Especialmente hoje não sinto inspiração para escrever, não sinto qualquer ponta de entusiasmo em minha cabeça nem em minhas mãos. Ouço agora uma senhora de voz maravilhosa chamada Katia Melua e talvez o aconchego de sua musica me possa despertar para algo de especial. Tenho-me comprometido comigo mesmo que sempre que chega a uma sexta-feira tento escrever algo de concreto ou interessante, mas definitivamente hoje não é o meu dia. Talvez tenha chegado ao meu limite, talvez seja altura de repensar a minha maneira de escrever. Não gosto de finais anunciados, não gosto que as pessoas se façam de eterna vitima quando perdem a sua inspiração por momentos (Sim Cobain é para ti).

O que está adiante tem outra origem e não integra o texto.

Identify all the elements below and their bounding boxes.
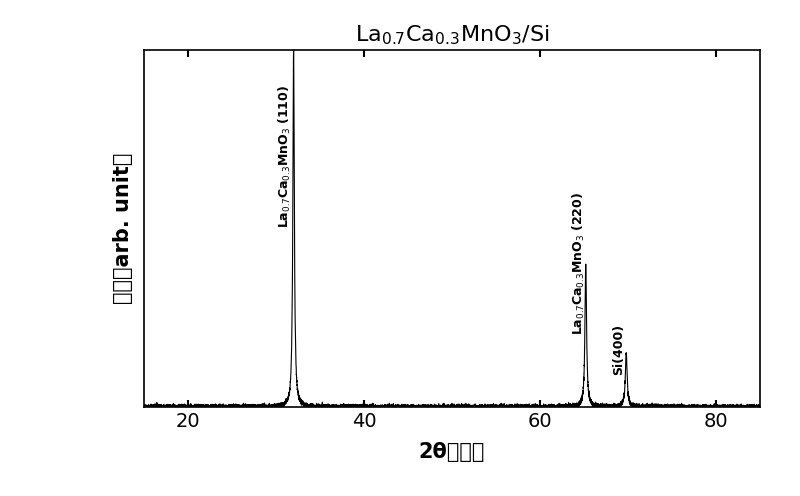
Text: Si(400): Si(400)	[612, 323, 625, 374]
Title: La$_{0.7}$Ca$_{0.3}$MnO$_3$/Si: La$_{0.7}$Ca$_{0.3}$MnO$_3$/Si	[354, 23, 550, 47]
Text: La$_{0.7}$Ca$_{0.3}$MnO$_3$ (220): La$_{0.7}$Ca$_{0.3}$MnO$_3$ (220)	[570, 192, 586, 335]
Y-axis label: 强度（arb. unit）: 强度（arb. unit）	[113, 152, 133, 304]
X-axis label: 2θ（度）: 2θ（度）	[419, 442, 485, 462]
Text: La$_{0.7}$Ca$_{0.3}$MnO$_3$ (110): La$_{0.7}$Ca$_{0.3}$MnO$_3$ (110)	[277, 85, 293, 228]
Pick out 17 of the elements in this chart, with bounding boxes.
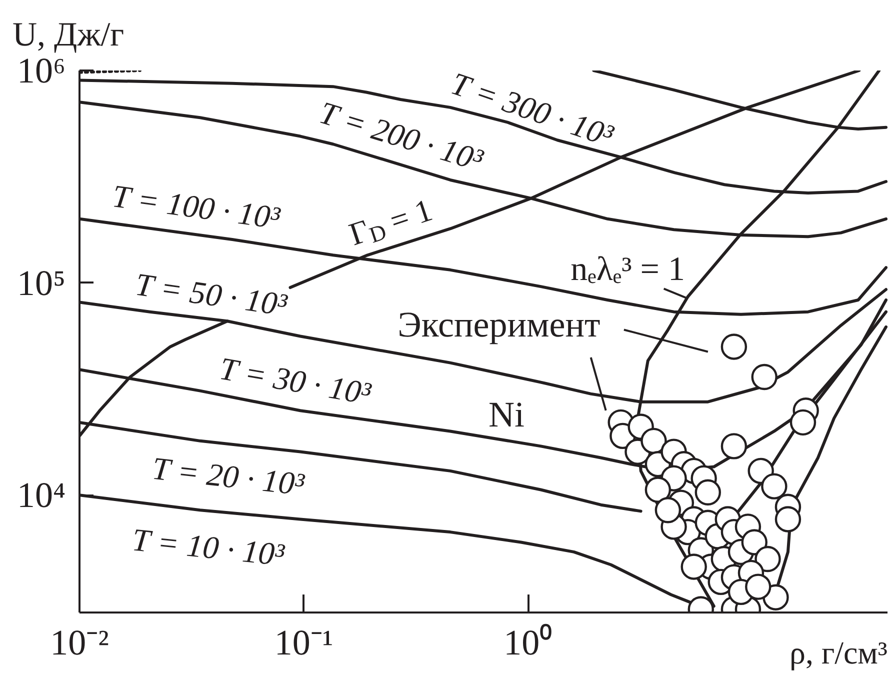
text: T = 100 · 10³ (110, 178, 282, 236)
annotation: Ni (488, 394, 524, 434)
y-tick-label: 10⁵ (16, 262, 66, 303)
legend-label: Эксперимент (398, 304, 601, 345)
x-axis-title: ρ, г/см³ (789, 634, 888, 670)
text: T = 20 · 10³ (150, 450, 306, 502)
x-tick-label: 10⁰ (504, 622, 553, 662)
x-tick-label: 10⁻² (50, 622, 109, 662)
text: T = 30 · 10³ (217, 350, 374, 412)
text: T = 10 · 10³ (130, 521, 286, 573)
series-label: nₑλₑ³ = 1 (570, 251, 685, 288)
text: ΓD = 1 (344, 191, 436, 252)
y-tick-label: 10⁶ (16, 50, 66, 90)
text: T = 50 · 10³ (133, 266, 290, 323)
x-tick-label: 10⁻¹ (274, 622, 334, 662)
y-axis-title: U, Дж/г (12, 16, 124, 54)
y-tick-label: 10⁴ (16, 475, 66, 516)
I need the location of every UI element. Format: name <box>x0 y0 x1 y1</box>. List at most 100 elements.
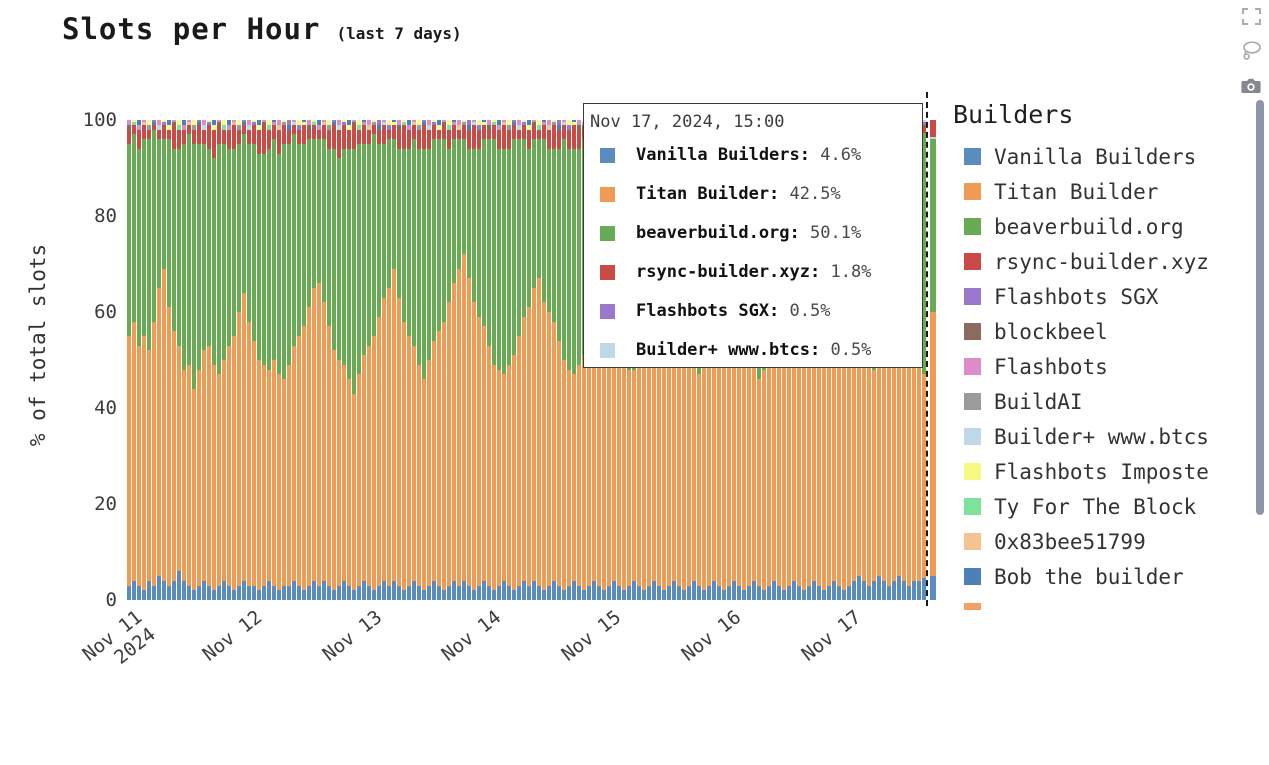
bar-hour-63[interactable] <box>442 120 446 600</box>
bar-hour-81[interactable] <box>532 120 536 600</box>
bar-hour-1[interactable] <box>132 120 136 600</box>
bar-segment-titan[interactable] <box>532 288 536 581</box>
bar-segment-other[interactable] <box>492 122 496 125</box>
bar-segment-titan[interactable] <box>397 297 401 586</box>
bar-segment-beaver[interactable] <box>497 148 501 370</box>
bar-segment-beaver[interactable] <box>172 148 176 332</box>
bar-segment-rsync[interactable] <box>237 129 241 145</box>
bar-segment-other[interactable] <box>552 122 556 125</box>
bar-segment-vanilla[interactable] <box>162 580 166 600</box>
bar-segment-vanilla[interactable] <box>322 580 326 600</box>
bar-hour-21[interactable] <box>232 120 236 600</box>
bar-segment-other[interactable] <box>172 120 176 123</box>
bar-segment-rsync[interactable] <box>307 129 311 140</box>
bar-segment-titan[interactable] <box>542 302 546 591</box>
bar-segment-titan[interactable] <box>177 345 181 572</box>
bar-segment-other[interactable] <box>492 120 496 123</box>
bar-segment-titan[interactable] <box>747 355 751 586</box>
bar-segment-rsync[interactable] <box>377 129 381 145</box>
bar-segment-other[interactable] <box>202 120 206 125</box>
bar-segment-rsync[interactable] <box>242 124 246 135</box>
bar-segment-other[interactable] <box>207 120 211 123</box>
bar-segment-titan[interactable] <box>877 350 881 576</box>
bar-segment-other[interactable] <box>257 124 261 130</box>
bar-hour-11[interactable] <box>182 120 186 600</box>
bar-segment-vanilla[interactable] <box>897 576 901 600</box>
bar-segment-rsync[interactable] <box>317 129 321 140</box>
bar-segment-titan[interactable] <box>217 374 221 586</box>
bar-segment-other[interactable] <box>402 120 406 123</box>
bar-segment-titan[interactable] <box>247 321 251 586</box>
bar-segment-beaver[interactable] <box>207 148 211 346</box>
bar-hour-13[interactable] <box>192 120 196 600</box>
bar-segment-titan[interactable] <box>632 369 636 581</box>
bar-segment-vanilla[interactable] <box>517 585 521 600</box>
bar-segment-rsync[interactable] <box>347 129 351 149</box>
bar-segment-other[interactable] <box>362 122 366 125</box>
bar-segment-other[interactable] <box>922 122 926 125</box>
bar-segment-rsync[interactable] <box>217 124 221 145</box>
bar-segment-titan[interactable] <box>897 292 901 576</box>
bar-segment-rsync[interactable] <box>282 124 286 145</box>
bar-segment-beaver[interactable] <box>192 144 196 389</box>
bar-segment-beaver[interactable] <box>272 139 276 361</box>
bar-segment-other[interactable] <box>307 120 311 125</box>
bar-segment-vanilla[interactable] <box>407 585 411 600</box>
bar-segment-rsync[interactable] <box>182 129 186 145</box>
bar-segment-vanilla[interactable] <box>837 585 841 600</box>
bar-segment-vanilla[interactable] <box>452 580 456 600</box>
bar-segment-other[interactable] <box>242 120 246 123</box>
bar-segment-other[interactable] <box>427 124 431 130</box>
bar-segment-vanilla[interactable] <box>537 585 541 600</box>
bar-segment-titan[interactable] <box>367 345 371 586</box>
bar-segment-rsync[interactable] <box>522 124 526 140</box>
bar-segment-other[interactable] <box>562 120 566 123</box>
bar-segment-titan[interactable] <box>822 345 826 591</box>
bar-hour-42[interactable] <box>337 120 341 600</box>
bar-segment-vanilla[interactable] <box>402 590 406 600</box>
bar-segment-other[interactable] <box>387 120 391 125</box>
bar-segment-titan[interactable] <box>872 369 876 581</box>
bar-segment-vanilla[interactable] <box>627 585 631 600</box>
bar-segment-titan[interactable] <box>432 340 436 581</box>
bar-segment-beaver[interactable] <box>277 153 281 375</box>
bar-segment-other[interactable] <box>322 122 326 125</box>
bar-segment-other[interactable] <box>267 124 271 130</box>
bar-segment-rsync[interactable] <box>512 124 516 140</box>
bar-segment-vanilla[interactable] <box>152 585 156 600</box>
bar-hour-24[interactable] <box>247 120 251 600</box>
bar-segment-titan[interactable] <box>812 364 816 581</box>
bar-hour-65[interactable] <box>452 120 456 600</box>
bar-segment-other[interactable] <box>542 120 546 123</box>
bar-segment-titan[interactable] <box>167 307 171 586</box>
bar-segment-titan[interactable] <box>802 350 806 591</box>
box-select-button[interactable] <box>1239 4 1263 28</box>
bar-segment-other[interactable] <box>552 120 556 123</box>
bar-segment-titan[interactable] <box>732 302 736 581</box>
bar-segment-other[interactable] <box>312 120 316 123</box>
bar-segment-rsync[interactable] <box>157 129 161 140</box>
bar-segment-vanilla[interactable] <box>572 580 576 600</box>
legend-item-rsync-builder-xyz[interactable]: rsync-builder.xyz <box>950 244 1256 279</box>
bar-segment-titan[interactable] <box>562 360 566 591</box>
bar-segment-vanilla[interactable] <box>922 577 926 600</box>
bar-segment-other[interactable] <box>337 120 341 125</box>
bar-segment-other[interactable] <box>252 120 256 123</box>
bar-hour-23[interactable] <box>242 120 246 600</box>
bar-segment-titan[interactable] <box>842 288 846 591</box>
bar-hour-5[interactable] <box>152 120 156 600</box>
bar-segment-vanilla[interactable] <box>472 590 476 600</box>
bar-hour-70[interactable] <box>477 120 481 600</box>
bar-segment-beaver[interactable] <box>212 158 216 365</box>
bar-segment-rsync[interactable] <box>257 129 261 154</box>
bar-segment-rsync[interactable] <box>172 124 176 149</box>
bar-hour-15[interactable] <box>202 120 206 600</box>
bar-segment-titan[interactable] <box>407 336 411 586</box>
bar-segment-beaver[interactable] <box>467 148 471 279</box>
bar-segment-titan[interactable] <box>582 355 586 591</box>
bar-segment-other[interactable] <box>222 120 226 125</box>
bar-segment-other[interactable] <box>472 122 476 125</box>
bar-hour-25[interactable] <box>252 120 256 600</box>
bar-segment-other[interactable] <box>262 120 266 123</box>
bar-segment-titan[interactable] <box>242 292 246 581</box>
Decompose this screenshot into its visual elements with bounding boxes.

Traumatiza-me sempre que um criador se tenta justificar antes de fechar qualquer obra brilhante, parece que esse é sempre o meio para se justificar a perda da inspiração.
Fico sentado com os dedos no teclado á espera de melhores dias, pensado bem não existe dias piores ou dias melhores, existem dias em que a vontade se junta a inspiração e outros dias que não. Talvez hoje embarque numa sopa de letras ao jantar, se o sabor desta refeição me conseguir fazer sonhar com as palavras de novo.
A noite também pode ser um bom escape para sentir de novo o poder as palavras, a escuridão é sempre um bom motivo para uma boa reflexão. Esgotei variadas palavras neste espaço abençoado e nem a suavidade e complexidade amorosa me pode valer neste momento. Sei que vai haver um amanhã e que tudo pode voltar ao seu lugar.
Peço aos meus poucos leitores desculpa por este interregno de inspiração, afinal penso que também mereço uma oportunidade de voltar a merecer a vossa confiança.